But this new awareness of what placements would be in the best interests of marketers would be a "horror show" to TV media sellers only if the media buyers decided to use it. And liberal trade magazines tend to wax optimistic on the rationality of the markets. In point of fact, ad buyers remain unlikely to use the better TiVo numbers because they suffer from laziness, a blind self-interest and indolence.
TiVo does, in fact, provide data that would greatly help marketers make their media buys much more efficient. In the least, the data can act as a price bludgeon to be wielded against sales representatives all aquiver about how "valuable" their inventory is.

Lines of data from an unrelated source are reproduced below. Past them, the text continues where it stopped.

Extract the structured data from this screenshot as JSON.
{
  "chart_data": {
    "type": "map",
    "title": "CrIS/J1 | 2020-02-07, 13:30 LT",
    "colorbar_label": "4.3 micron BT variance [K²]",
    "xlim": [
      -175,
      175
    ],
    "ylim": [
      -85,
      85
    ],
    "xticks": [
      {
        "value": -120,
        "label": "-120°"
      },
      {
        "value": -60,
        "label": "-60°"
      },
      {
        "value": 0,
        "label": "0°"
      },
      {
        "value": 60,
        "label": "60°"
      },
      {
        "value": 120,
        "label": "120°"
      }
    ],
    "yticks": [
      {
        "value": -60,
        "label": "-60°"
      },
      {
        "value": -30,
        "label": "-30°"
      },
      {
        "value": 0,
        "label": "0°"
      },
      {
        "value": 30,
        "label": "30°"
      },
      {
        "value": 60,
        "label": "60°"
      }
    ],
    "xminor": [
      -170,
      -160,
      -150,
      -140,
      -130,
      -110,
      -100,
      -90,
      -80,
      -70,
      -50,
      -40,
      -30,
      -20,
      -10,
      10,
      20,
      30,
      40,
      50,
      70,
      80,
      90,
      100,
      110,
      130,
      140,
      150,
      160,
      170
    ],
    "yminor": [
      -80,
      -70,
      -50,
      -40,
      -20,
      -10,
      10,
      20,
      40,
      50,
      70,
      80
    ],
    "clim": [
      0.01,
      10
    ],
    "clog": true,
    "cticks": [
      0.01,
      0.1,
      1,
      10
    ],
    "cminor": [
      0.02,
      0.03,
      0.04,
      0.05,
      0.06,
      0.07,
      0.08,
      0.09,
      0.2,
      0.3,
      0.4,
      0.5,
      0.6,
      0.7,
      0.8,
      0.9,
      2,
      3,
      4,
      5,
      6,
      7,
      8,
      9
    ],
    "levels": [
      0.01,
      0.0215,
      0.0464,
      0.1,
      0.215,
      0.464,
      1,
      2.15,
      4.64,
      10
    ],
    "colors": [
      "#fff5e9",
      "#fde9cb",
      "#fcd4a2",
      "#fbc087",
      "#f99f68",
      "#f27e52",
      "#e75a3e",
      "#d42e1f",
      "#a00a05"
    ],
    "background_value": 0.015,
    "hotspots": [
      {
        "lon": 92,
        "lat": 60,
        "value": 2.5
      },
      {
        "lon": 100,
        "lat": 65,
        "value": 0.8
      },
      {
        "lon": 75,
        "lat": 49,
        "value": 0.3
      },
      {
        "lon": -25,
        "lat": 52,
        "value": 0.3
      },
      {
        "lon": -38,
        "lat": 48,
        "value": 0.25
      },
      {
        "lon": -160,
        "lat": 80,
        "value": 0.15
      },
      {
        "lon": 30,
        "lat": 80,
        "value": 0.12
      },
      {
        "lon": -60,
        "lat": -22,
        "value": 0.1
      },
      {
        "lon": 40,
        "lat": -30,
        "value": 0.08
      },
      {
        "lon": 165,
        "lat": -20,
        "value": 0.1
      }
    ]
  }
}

But, more realistically, the media buyers do not get paid nor evaluated based on the efficiency of their purchases. Personally, there is little to gain from switching from Nielsen to TiVo. In fact, personally, there might be much to lose:
Precedent tells us that the current market leaders in the media metrics field will find some small foible in the TiVo process - perhaps a narrow part of the data on which their methodology is weaker - and make that mole hill of a problem into a perceived mountain. A good candidate for this sort of market propaganda has already surfaced. It appears that the TiVo data reveals that certain types of shows (regular sitcoms, for instance) tend to suffer from a higher rate of audience ad skipping. This could well be a TiVo-introduced phenomenon, whereby those shows that are most likely to be TiVo recorded for delayed viewing would naturally be more likely to be viewed whilst skipping commercials.
The final line of the old guard's defense will be suing TiVo for patent infringement. There are lots of silly patents in this space. With an average patent litigation legal bill exceeding $500,000, it matters little whether or not TiVo actually infringes on anyone.
In the halls of the major ad firm media research departments, the analyses of which methodology proves most useful will be about as fair as a French figure skating competition. TiVo is the new American skater, too new and too naïve to have already bribed the judges. It might have technical merit, but the big agencies will stick with Nielsen for its je ne sais quois.